WeSQL nodes replicate binlog entries using the Raft protocol, where the WeSQL Data Node functions as the Leader. During a write transaction, prior to committing, the Data Node sends the corresponding binlog entries to WeSQL Logger Nodes. The Logger Node appends these entries to binlog files stored on EBS and acknowledges back to the Data Node. The transaction is committed only once a majority of nodes in the Raft group have successfully persisted the binlog entries.

Binlogs are append-only. When an EBS-stored binlog file reaches a predefined size (4MB), WeSQL rotates the file and uploads the sealed binlog to S3.

data node uploading binlogdata node uploading binlog

To ensure timely binlog uploads, WeSQL enforces periodic binlog rotation. For example, if more than 1 second has passed, WeSQL forces the current binlog to be sealed and a new one created, even if the file size limit hasn’t been reached. The sealed binlog is then uploaded to S3.

In the event of a Data Node failure, one of the Logger Nodes is elected as the new Leader. The new Leader ensures that any unuploaded binlog entries are written to S3, maintaining complete and consistent data in S3.
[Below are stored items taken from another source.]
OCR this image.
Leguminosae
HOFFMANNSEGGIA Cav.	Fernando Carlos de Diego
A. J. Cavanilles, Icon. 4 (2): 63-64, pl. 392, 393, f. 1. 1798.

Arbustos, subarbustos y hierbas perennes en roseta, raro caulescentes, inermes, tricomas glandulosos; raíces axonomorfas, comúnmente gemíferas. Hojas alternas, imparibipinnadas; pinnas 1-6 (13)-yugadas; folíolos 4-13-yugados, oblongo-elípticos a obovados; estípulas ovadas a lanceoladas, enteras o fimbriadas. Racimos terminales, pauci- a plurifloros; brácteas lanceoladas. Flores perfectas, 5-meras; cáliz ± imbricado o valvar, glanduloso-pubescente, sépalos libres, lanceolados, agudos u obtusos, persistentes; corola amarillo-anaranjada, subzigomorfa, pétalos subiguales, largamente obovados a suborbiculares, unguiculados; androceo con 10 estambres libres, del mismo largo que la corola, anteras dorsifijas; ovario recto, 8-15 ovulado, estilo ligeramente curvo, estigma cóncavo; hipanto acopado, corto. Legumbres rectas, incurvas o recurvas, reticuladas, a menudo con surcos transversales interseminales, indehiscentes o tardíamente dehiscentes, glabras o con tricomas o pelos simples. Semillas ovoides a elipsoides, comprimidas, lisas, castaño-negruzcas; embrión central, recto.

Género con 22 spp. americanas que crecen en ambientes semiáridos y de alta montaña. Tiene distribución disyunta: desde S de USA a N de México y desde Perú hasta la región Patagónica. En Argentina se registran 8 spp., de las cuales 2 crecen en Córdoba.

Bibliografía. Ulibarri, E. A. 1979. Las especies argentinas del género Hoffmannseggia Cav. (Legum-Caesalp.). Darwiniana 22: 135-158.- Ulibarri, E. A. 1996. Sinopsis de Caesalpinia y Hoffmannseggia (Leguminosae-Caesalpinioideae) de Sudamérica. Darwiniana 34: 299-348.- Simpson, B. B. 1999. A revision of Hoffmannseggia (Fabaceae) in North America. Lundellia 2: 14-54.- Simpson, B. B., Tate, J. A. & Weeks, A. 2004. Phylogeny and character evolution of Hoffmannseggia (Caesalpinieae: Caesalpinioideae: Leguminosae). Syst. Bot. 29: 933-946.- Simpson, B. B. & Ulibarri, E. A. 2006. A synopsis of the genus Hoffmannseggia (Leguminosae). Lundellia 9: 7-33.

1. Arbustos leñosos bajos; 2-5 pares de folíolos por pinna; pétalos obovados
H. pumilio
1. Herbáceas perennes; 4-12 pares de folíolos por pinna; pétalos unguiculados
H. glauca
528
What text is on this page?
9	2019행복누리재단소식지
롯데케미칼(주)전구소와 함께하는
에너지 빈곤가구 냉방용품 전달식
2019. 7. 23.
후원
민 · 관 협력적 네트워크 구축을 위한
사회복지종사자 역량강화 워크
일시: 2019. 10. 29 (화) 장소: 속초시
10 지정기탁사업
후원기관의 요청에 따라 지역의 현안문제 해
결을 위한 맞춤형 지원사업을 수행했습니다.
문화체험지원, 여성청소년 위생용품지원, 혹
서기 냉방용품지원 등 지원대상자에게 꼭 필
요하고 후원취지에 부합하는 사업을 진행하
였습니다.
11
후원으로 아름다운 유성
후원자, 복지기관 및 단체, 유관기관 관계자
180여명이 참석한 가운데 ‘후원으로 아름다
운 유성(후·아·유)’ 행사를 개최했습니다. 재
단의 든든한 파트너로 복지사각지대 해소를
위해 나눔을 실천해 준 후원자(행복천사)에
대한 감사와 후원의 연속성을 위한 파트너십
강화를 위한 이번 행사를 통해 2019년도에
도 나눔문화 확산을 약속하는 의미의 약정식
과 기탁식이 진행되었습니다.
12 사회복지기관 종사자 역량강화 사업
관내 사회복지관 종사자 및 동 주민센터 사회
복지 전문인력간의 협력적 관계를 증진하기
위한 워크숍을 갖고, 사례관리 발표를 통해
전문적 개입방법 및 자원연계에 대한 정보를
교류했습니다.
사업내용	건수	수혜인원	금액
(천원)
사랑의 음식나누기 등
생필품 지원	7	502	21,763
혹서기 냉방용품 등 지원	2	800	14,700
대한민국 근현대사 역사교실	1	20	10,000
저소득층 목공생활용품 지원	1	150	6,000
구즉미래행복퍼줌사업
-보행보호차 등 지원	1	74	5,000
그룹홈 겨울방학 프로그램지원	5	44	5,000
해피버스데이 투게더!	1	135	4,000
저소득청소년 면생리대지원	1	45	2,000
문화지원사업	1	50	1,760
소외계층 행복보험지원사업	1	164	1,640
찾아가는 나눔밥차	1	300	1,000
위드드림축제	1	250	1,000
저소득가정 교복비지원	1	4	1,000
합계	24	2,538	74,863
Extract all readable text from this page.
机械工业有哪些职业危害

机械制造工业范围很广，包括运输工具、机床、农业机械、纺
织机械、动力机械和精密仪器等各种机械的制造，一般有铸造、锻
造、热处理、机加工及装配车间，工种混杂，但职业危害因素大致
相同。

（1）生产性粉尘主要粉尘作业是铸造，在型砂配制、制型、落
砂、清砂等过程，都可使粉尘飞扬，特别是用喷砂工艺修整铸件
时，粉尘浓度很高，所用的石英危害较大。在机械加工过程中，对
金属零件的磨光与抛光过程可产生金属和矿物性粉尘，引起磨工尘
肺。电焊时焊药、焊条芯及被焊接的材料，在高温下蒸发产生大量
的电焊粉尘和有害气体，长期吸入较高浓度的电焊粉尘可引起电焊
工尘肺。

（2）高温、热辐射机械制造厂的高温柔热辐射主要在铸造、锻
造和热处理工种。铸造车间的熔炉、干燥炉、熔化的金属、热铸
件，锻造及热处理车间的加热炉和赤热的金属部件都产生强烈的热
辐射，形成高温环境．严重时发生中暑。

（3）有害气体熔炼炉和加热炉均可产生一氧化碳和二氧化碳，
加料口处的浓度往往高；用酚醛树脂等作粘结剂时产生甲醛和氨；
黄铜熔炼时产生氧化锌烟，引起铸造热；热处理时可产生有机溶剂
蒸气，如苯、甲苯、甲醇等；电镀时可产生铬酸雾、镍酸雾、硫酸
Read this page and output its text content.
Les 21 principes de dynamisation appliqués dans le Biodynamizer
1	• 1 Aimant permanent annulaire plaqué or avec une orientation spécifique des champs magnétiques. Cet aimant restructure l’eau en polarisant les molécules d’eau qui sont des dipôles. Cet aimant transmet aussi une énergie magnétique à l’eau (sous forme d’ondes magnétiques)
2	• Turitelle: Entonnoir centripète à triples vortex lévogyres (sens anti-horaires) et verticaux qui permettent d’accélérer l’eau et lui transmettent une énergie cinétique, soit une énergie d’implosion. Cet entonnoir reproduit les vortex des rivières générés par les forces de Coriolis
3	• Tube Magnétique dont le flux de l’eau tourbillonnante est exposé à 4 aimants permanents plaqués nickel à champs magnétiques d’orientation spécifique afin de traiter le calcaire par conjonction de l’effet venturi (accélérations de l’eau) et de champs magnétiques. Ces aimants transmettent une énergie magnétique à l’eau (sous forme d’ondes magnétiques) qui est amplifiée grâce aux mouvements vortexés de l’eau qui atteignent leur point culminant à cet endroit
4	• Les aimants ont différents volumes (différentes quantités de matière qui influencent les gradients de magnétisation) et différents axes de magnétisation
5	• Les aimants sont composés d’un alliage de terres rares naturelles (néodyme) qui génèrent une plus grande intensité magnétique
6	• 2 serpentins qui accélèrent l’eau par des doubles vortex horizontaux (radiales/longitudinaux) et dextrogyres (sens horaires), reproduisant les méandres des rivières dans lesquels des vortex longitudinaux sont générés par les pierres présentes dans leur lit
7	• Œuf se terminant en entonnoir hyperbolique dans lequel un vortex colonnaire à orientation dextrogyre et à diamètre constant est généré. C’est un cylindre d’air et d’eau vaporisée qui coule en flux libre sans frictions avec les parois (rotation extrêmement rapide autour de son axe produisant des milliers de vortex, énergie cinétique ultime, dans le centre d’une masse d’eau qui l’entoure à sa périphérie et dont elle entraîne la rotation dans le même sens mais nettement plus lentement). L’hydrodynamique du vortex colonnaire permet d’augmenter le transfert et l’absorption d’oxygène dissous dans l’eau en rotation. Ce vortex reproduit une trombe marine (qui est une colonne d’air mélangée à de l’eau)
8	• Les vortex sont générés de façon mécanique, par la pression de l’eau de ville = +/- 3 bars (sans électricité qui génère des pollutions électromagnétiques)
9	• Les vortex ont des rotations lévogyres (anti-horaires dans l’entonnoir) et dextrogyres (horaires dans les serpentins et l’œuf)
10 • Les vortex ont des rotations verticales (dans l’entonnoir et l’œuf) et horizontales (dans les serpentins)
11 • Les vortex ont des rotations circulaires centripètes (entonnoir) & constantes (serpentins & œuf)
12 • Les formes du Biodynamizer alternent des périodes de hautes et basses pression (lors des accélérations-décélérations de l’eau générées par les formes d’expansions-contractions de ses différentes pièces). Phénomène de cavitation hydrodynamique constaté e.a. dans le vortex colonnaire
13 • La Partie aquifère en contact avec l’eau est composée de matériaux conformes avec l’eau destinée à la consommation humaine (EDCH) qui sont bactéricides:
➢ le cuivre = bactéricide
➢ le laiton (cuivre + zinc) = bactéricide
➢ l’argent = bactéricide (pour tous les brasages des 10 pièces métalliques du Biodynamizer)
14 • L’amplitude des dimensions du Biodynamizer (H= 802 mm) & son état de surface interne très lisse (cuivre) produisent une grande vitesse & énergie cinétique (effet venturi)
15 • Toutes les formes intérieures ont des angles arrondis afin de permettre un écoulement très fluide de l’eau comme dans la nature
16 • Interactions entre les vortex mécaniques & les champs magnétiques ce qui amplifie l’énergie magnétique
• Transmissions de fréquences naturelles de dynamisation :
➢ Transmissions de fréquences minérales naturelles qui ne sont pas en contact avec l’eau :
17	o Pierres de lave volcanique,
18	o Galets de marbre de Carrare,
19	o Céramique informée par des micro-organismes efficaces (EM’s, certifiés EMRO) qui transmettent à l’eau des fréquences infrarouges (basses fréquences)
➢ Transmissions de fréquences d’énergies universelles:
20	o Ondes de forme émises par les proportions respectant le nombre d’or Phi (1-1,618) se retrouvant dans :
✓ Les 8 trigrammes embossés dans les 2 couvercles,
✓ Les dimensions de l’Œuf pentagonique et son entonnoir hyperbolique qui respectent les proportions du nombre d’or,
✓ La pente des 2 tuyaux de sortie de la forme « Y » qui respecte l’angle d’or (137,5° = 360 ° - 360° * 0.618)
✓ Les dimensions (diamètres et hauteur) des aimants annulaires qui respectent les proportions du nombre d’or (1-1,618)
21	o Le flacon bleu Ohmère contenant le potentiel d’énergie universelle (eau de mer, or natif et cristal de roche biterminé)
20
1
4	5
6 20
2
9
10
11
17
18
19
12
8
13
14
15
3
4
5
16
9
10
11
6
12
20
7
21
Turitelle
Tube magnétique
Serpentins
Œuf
logger node uploading binloglogger node uploading binlog

OverAll Recovery Process

During Data Node recovery, if the node starts from an empty EBS (e.g., after a full disk failure or a fresh node setup), it first downloads the latest snapshot from S3. The snapshot contains the binlog offset (i.e. position of the binlog entry recorded in the snapshot). The Data Node then retrieves binlog entries from S3 starting from the recorded offset and replays them to restore the data.

However, if the Data Node is simply restarted and the EBS is still intact, recovery operates just like a local database recovery. In this case, there is no need to download the snapshot from S3. The Data Node will replay the local SmartEngine WAL logs and use the binlog to determine whether transactions were committed. If a transaction was not committed, it will be rolled back.